A cena do rap no Distrito Federal está se destacando cada vez mais, impulsionada por talentosas vozes femininas que enfrentam os obstáculos do machismo e a falta de reconhecimento. Artistas como Negraflow, DJ Ketlen e Isa Marques são algumas das representantes dessa força emergente. Elas se apresentarão no festival Meskla neste sábado (16/5), dividindo o palco com nomes de destaque nacional, como Duquesa, Mano Brown e Djonga.
Negraflow é uma das figuras centrais desse movimento. Em uma entrevista ao Metrópoles, a MC compartilhou que o principal desafio enfrentado por elas ainda é a visibilidade. “Infelizmente, há poucos espaços disponíveis para mostrarmos nosso trabalho e nossa arte.

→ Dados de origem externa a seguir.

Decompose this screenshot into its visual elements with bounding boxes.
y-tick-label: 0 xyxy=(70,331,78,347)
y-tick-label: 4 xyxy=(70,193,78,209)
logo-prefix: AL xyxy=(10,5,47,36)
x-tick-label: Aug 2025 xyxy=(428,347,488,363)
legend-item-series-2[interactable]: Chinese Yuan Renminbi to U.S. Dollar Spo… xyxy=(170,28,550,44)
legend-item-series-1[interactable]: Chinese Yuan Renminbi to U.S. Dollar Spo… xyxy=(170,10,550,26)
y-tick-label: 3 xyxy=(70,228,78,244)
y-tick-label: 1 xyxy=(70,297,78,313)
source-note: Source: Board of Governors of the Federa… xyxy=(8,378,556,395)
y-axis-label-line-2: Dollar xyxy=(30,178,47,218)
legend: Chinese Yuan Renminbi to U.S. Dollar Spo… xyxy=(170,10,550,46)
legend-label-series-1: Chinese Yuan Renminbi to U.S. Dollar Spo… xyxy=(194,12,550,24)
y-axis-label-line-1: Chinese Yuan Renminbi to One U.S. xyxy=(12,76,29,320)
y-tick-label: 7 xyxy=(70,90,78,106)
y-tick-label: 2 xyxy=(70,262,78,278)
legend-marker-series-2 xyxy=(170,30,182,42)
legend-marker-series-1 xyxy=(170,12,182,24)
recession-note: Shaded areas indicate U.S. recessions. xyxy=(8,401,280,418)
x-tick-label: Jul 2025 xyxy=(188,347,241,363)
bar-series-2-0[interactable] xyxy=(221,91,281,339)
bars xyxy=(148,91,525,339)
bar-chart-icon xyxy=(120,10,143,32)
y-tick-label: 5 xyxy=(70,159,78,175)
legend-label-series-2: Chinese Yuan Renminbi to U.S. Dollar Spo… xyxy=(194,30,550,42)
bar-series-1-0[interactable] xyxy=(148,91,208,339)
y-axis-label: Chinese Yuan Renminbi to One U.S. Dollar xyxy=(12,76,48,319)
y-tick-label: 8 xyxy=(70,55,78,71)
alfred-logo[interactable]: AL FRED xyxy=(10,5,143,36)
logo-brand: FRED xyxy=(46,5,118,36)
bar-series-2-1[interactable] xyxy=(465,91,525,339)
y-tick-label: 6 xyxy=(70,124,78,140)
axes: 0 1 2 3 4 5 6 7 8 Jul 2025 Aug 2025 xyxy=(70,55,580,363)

Estou aqui com meu rap para romper barreiras e sempre busco lugares que me acolham para apresentar meu som.”
Embora o rap tenha sido historicamente dominado por homens, a rapper observa um crescimento constante da presença feminina: “Nós, mulheres, estamos lutando para mudar essa realidade, e fico contente em ver que estamos cada vez mais aparecendo na cena.”
Além da busca por visibilidade, Negraflow enfatiza a importância da representatividade e da união entre mulheres dentro do movimento. “Atualmente, temos a Frente de Hip Hop Feminino, uma associação de mulheres que abre portas para que outras possam mostrar seus trabalhos e estabelecer conexões, não apenas em Brasília, mas também em outros estados”, explica.
DJ Ketlen, por sua vez, ressalta a presença feminina desde os primórdios do hip-hop. “Sempre houve mulheres ativas nesse espaço, seja cantando ou promovendo a cultura na cidade, mesmo que muitas vezes não tenham recebido a devida atenção”, destaca.
Ela também menciona que os desafios vão além da participação em eventos, incluindo a desvalorização financeira. “As dificuldades são diversas; uma delas é a presença e o reconhecimento dessas mulheres em line-ups de eventos e festivais com remuneração justa, que muitas vezes representa nosso maior desafio.”
Inspirada por sua vivência nas periferias, DJ Ketlen transforma suas experiências em sets cheios de identidade. “Meu cotidiano alimenta meus sets: o som dos meus amigos, meu contato com a rua, a maneira de me vestir e me expressar, o graffiti nas paredes, a música que toca nos meus fones! Minha vivência nas periferias é minha maior fonte de inspiração”, afirma.
Ela ainda ressalta que a cultura hip-hop vai além de um simples gênero musical, funcionando como um refúgio para aqueles que buscam voz e reconhecimento. A MC Isa Marques também nota um crescimento significativo para as mulheres no rap do DF, destacando iniciativas como a Batalha das Gurias, que desde 2013 promove a participação feminina no hip-hop. Contudo, ela alerta que a luta continua sendo de resistência.